Elements of Design

We can summarize the attributes of good parallel algorithm design as

  1. low operation count, where operation count is defined as the sum of operators and operand accesses
  2. minimal operand movement
  3. minimal resource contention

Item #1 is well-known by theoretical computer scientists.

Item #2 is well-known among high-performance algorithm designers.

Item #3 is well-known among hardware designers and computer engineers.

When designing domain flow algorithms, we are looking for an energy efficient embedding of a computational graph in space, and it is thus to be expected that we need to combine all three attributes of minimizing operator count, operand movement, and resource contention. The complexity of minimizing resource contention is what makes hardware design so much more complex. But the complexity of operator contention can be mitigated by clever resource contention management.

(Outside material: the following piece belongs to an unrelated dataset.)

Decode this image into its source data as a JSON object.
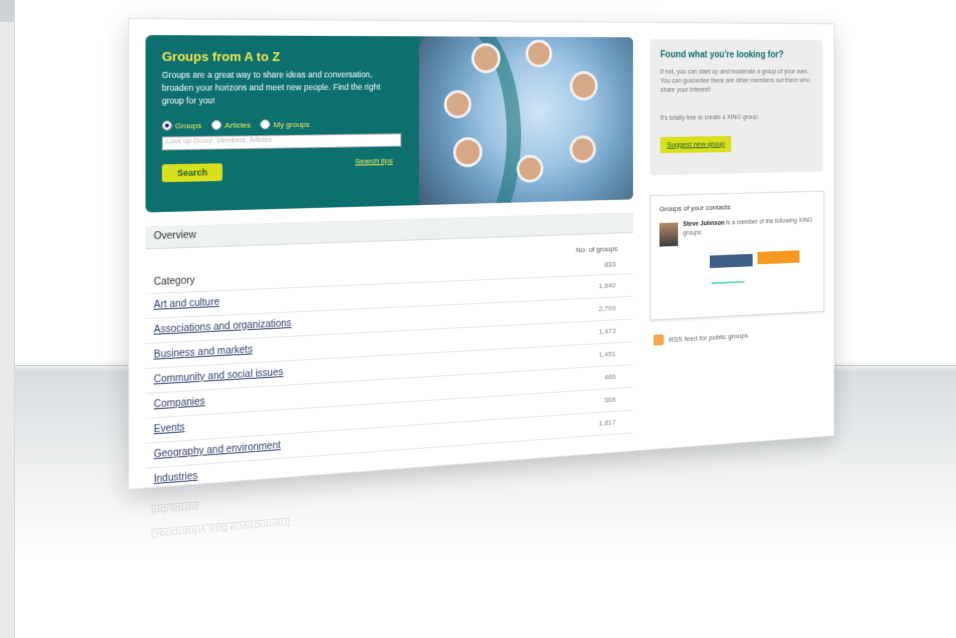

The Stored Program Machine (SPM) is an example of a specific resource contention management mechanism designed specifically for reusing one ALU for the complete computational graph. The SPM protocol to avoid contention on that one processing resource is described as follows:

  1. read an instruction from memory
  2. decode the instruction
  3. fetch the input operands from memory
  4. execute the instruction using the input operands
  5. write the result back to memory

This protocol makes the Stored Program Machine energy inefficient. Most of the transistors in the pipeline are allocated to reading and decoding meta information to organize contention free use of the ALU. This resource contention management is over-constrained as it forces a total order on the computation graph. This tasks of creating the total order falls on the algorithm designer.

For parallel execution we need a resource contention management mechanism that is more efficient. And this is where our computational spacetime will come in handy.